Money At 60 is a specialist reverse mortgage broker – operating as an authorised credit representative under an Australian Credit Licence — that works with a panel of Australia’s leading reverse mortgage lenders to source the most suitable product for each customer’s individual circumstances, goals and family situation.
This broker model is fundamental to how Money At 60 serves its clients. Because Money At 60 is not aligned to any single lender, its recommendations are driven entirely by the customer’s needs. That independence is reinforced by a statutory obligation: the Best Interests Duty, which applies to all mortgage brokers in Australia and requires that every recommendation demonstrably serves the customer’s interests — not the interests of a lender or product manufacturer.
In practical terms, this means a Money At 60 client receives a structured, educational process that helps them understand their options before any product discussion takes place. They are encouraged to involve family members. They are never pressured. And the recommendation they receive at the end of that process is one that has been tested against their specific circumstances, not against a lender’s sales targets.
Education before product
One of the defining principles of the Money At 60 model is that education comes before any product discussion. Many older Australians approach the question of home equity with significant anxiety — shaped by past misconceptions, family concern, or simply a lack of reliable information.
Money At 60 addresses this through a structured, three-stage client journey. The first conversation is focused entirely on understanding the client’s situation, concerns and goals. No product is discussed. No pressure is applied. The goal is simply to ensure that by the end of the process, the client has the information, the confidence and the family support they need to make a genuinely informed decision — whatever that decision turns out to be.
If a reverse mortgage is not the right solution for a client’s circumstances, Money At 60 will say so. That commitment to honest, unconflicted guidance is what distinguishes a consumer advocate from a product distributor.
Built on a foundation of trust
Money At 60 does not launch into a vacuum. It launches as part of the Starts at 60 ecosystem — a community that has spent more than a decade building trust with over-60s across Australia through journalism, lifestyle content, travel, and advocacy.
That trust is Money At 60’s greatest asset. Older Australians who are considering whether to access their home equity are not looking for a transaction. They are looking for someone they can trust with one of the biggest financial decisions of their lives.
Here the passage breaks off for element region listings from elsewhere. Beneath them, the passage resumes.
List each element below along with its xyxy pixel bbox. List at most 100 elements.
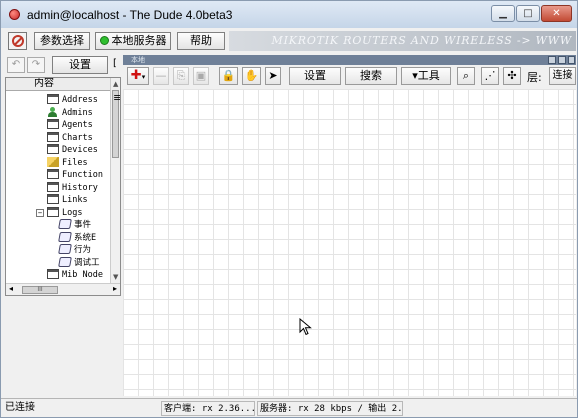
layer-label: 层: <box>527 71 542 84</box>
local-server-button[interactable]: 本地服务器 <box>95 32 171 50</box>
tree-item-label: Devices <box>62 145 98 155</box>
preferences-button[interactable]: 参数选择 <box>34 32 90 50</box>
mikrotik-banner[interactable]: MIKROTIK ROUTERS AND WIRELESS -> WWW <box>229 31 576 51</box>
tree-item[interactable]: Mib Node <box>47 269 103 281</box>
tree-item[interactable]: Files <box>47 156 88 169</box>
tree-item-label: 行为 <box>74 245 92 255</box>
tree-vertical-scrollbar[interactable]: ▲ ≡ ▼ <box>110 78 120 283</box>
tree-item-label: Charts <box>62 132 93 143</box>
list-icon <box>47 131 59 142</box>
tree-item-label: Function <box>62 170 103 180</box>
map-tab-local[interactable]: 本地 <box>131 55 145 65</box>
map-restore-icon[interactable] <box>548 56 556 64</box>
map-panel: 本地 ✚▾ — ⎘ ▣ 🔒 ✋ ➤ 设置 搜索 ▾工具 ⌕ ⋰ ✣ 层: 连接 <box>123 55 576 396</box>
tree-item-label: Mib Node <box>62 270 103 280</box>
log-icon <box>58 231 72 242</box>
tree-item[interactable]: 事件 <box>58 219 91 231</box>
status-bar: 已连接 客户端: rx 2.36... 服务器: rx 28 kbps / 输出… <box>1 398 577 417</box>
status-dot-icon <box>99 36 109 45</box>
tree-item[interactable]: 系统E <box>58 231 97 244</box>
map-settings-button[interactable]: 设置 <box>289 67 341 85</box>
app-window: admin@localhost - The Dude 4.0beta3 ▁ □ … <box>0 0 578 418</box>
map-toolbar: ✚▾ — ⎘ ▣ 🔒 ✋ ➤ 设置 搜索 ▾工具 ⌕ ⋰ ✣ 层: 连接 <box>123 65 576 87</box>
tree-item-label: Admins <box>62 107 93 118</box>
list-icon <box>47 119 59 129</box>
remove-button[interactable]: — <box>153 67 169 85</box>
scroll-right-icon[interactable]: ▸ <box>113 284 117 294</box>
tree-item-label: Address <box>62 95 98 105</box>
tree-item-label: Logs <box>62 207 83 218</box>
find-binoculars-button[interactable]: ⌕ <box>457 67 475 85</box>
tree-item[interactable]: Links <box>47 194 88 206</box>
scroll-thumb[interactable]: ≡ <box>112 90 120 158</box>
title-bar[interactable]: admin@localhost - The Dude 4.0beta3 ▁ □ … <box>1 1 577 28</box>
hscroll-thumb[interactable]: III <box>22 286 58 294</box>
tree-item[interactable]: Charts <box>47 131 93 144</box>
list-icon <box>47 206 59 217</box>
admin-icon <box>47 106 59 117</box>
tree-horizontal-scrollbar[interactable]: ◂ III ▸ <box>6 283 120 295</box>
select-pointer-button[interactable]: ➤ <box>265 67 281 85</box>
server-traffic: 服务器: rx 28 kbps / 输出 2.87 kbps <box>257 401 403 416</box>
scroll-up-icon[interactable]: ▲ <box>113 80 118 88</box>
minimize-button[interactable]: ▁ <box>491 5 515 22</box>
map-tools-button[interactable]: ▾工具 <box>401 67 451 85</box>
tree-item-label: Agents <box>62 120 93 130</box>
local-server-label: 本地服务器 <box>111 34 167 47</box>
banner-text: MIKROTIK ROUTERS AND WIRELESS -> WWW <box>271 34 572 47</box>
disconnect-button[interactable] <box>8 32 27 50</box>
close-button[interactable]: ✕ <box>541 5 572 22</box>
lock-button[interactable]: 🔒 <box>219 67 238 85</box>
tree-item[interactable]: Function <box>47 169 103 181</box>
list-icon <box>47 144 59 154</box>
add-item-button[interactable]: ✚▾ <box>127 67 149 85</box>
tree-item[interactable]: − Logs <box>36 206 83 219</box>
menu-bar: 参数选择 本地服务器 帮助 MIKROTIK ROUTERS AND WIREL… <box>1 29 577 53</box>
layer-select[interactable]: 连接 <box>549 67 576 85</box>
map-close-icon[interactable] <box>568 56 575 64</box>
map-tile-icon[interactable] <box>558 56 566 64</box>
tree-item[interactable]: Agents <box>47 119 93 131</box>
tree-item[interactable]: Admins <box>47 106 93 119</box>
log-icon <box>58 219 72 229</box>
tree-item[interactable]: Devices <box>47 144 98 156</box>
tree-item[interactable]: History <box>47 181 98 194</box>
log-icon <box>58 256 72 267</box>
maximize-button[interactable]: □ <box>516 5 540 22</box>
tree-item-label: 系统E <box>74 232 97 243</box>
list-icon <box>47 94 59 104</box>
undo-button[interactable]: ↶ <box>7 57 25 73</box>
contents-toolbar: ↶ ↷ 设置 [ <box>5 55 121 75</box>
list-icon <box>47 194 59 204</box>
stop-icon <box>12 35 24 47</box>
log-icon <box>58 244 72 254</box>
paste-button[interactable]: ▣ <box>193 67 209 85</box>
network-map-canvas[interactable] <box>123 89 576 396</box>
help-button[interactable]: 帮助 <box>177 32 225 50</box>
contents-tree[interactable]: 内容 Address Admins Agents Charts Devices Files… <box>5 77 121 296</box>
dropdown-arrow-icon: ▾ <box>141 73 146 81</box>
map-search-button[interactable]: 搜索 <box>345 67 397 85</box>
app-logo-icon <box>9 9 20 20</box>
collapse-icon[interactable]: − <box>36 208 44 217</box>
zoom-all-button[interactable]: ✣ <box>503 67 521 85</box>
scroll-left-icon[interactable]: ◂ <box>9 284 13 294</box>
tree-item[interactable]: Address <box>47 94 98 106</box>
copy-button[interactable]: ⎘ <box>173 67 189 85</box>
tree-header: 内容 <box>6 78 110 91</box>
tree-item-label: Files <box>62 157 88 168</box>
contents-settings-button[interactable]: 设置 <box>52 56 108 74</box>
tree-item[interactable]: 调试工 <box>58 256 100 269</box>
zoom-fit-button[interactable]: ⋰ <box>481 67 499 85</box>
scroll-down-icon[interactable]: ▼ <box>113 273 118 281</box>
tree-item[interactable]: 行为 <box>58 244 92 256</box>
pan-hand-button[interactable]: ✋ <box>242 67 261 85</box>
tree-item-label: History <box>62 182 98 193</box>
tree-item-label: Links <box>62 195 88 205</box>
add-icon: ✚ <box>130 68 142 83</box>
contents-extra-label: [ <box>113 58 117 69</box>
files-icon <box>47 156 59 167</box>
tree-item-label: 调试工 <box>74 257 100 268</box>
list-icon <box>47 181 59 192</box>
redo-button[interactable]: ↷ <box>27 57 45 73</box>
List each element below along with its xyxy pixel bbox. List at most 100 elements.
The Starts at 60 brand, and the editorial integrity that has built it, provides the foundation upon which Money At 60 will operate.
The business has been established with the direct involvement and personal investment of the Starts at 60 Group’s major shareholders, reflecting their conviction that Money At 60 represents both a genuine service to the community and a significant long-term commercial opportunity for the group.
What to expect from Money At 60
Upon receiving its Credit Representative Authorisation, Money At 60 will offer the following services to older Australians and their families:
• Independent reverse mortgage broking — access to a panel of Australia’s leading lenders with no allegiance to any single provider.
• Retirement funding education — clear, plain-English explanations of how reverse mortgages work, what protections are in place, and what questions to ask.
• Family-inclusive conversations — a process designed to involve adult children and family members at every stage, reflecting the reality that these decisions are rarely made in isolation.
• Guidance on government options — including the Home Equity Access Scheme, which may be suitable for eligible retirees seeking smaller, lower-cost access to home equity.
• No-pressure, no-obligation consultations — because the right decision made with confidence is always better than a fast decision made under pressure.